Nous avons reçu de ma tante une lettre fort singulière où elle nous dit que près d’un mourant on oublie tout, ce qui, entre parenthèses, est un aveu des torts de mon grand-père vis à vis de nous, et elle tourne la lettre de telle façon, que nous avons cru notre grand-père mort. Elle parle de 30 fr. trouvés dans son secrétaire, dit que la pensée de sa détresse le tourmentait beaucoup dans ses derniers moments — et demande à mon père s’il aurait l’intention de ne pas payer sa part de l’enterrement. Mon père a répondu qu’il en payerait sa part et a prié M. Ernoult de le représenter en cette occasion. Comme mon grand-père n’est pas mort, cette lettre d’affaires, où toutes les questions d’inhumation sont traitées, peut être fâcheuse, nous l’avons écrite dans la conviction que tout était fini.

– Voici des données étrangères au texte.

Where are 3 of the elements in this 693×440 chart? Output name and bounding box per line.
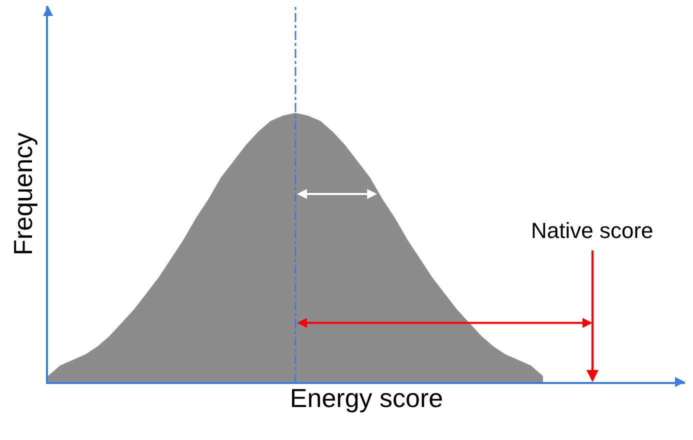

Je pense que tu feras bien de te rendre à l’appel du mourant et cela encore pour une autre raison. Nous sommes héritiers d’Emma Fournier, au même titre que Mme Cord’homme et cette dernière, si aucun de nous ne se rendait à Rouen en pareille occasion, pourrait déterminer un legs uniquement en sa faveur, par les moyens d’apitoiement ordinaires et en faisant valoir que si mon grand-père avait laissé seulement quelques milliers de francs nous nous serions tous précipités vers Rouen à la première nouvelle de sa maladie. Mon père se trouve naturellement excusé par l’accident qui lui est arrivé — en son absence tu y vas — et ton fils aîné qui habite avec lui s’y rend aussi. Il est bien évident que nous le faisons avec son assentiment, et que même nous le représentons en cette circonstance, ce qui pourra, jusqu’à un certain point, fermer la bouche à toutes les mauvaises langues de Rouen ou d’ailleurs.
Adieu, ma chère mère, je t’embrasse de tout cœur ainsi qu’Hervé. Bien des compliments de la part de mon père.
Ton fils,
Guy de Maupassant

1 Louise de Maupassant, veuve d’Alfred Le Poittevin, avait épousé Cord’homme en secondes noces.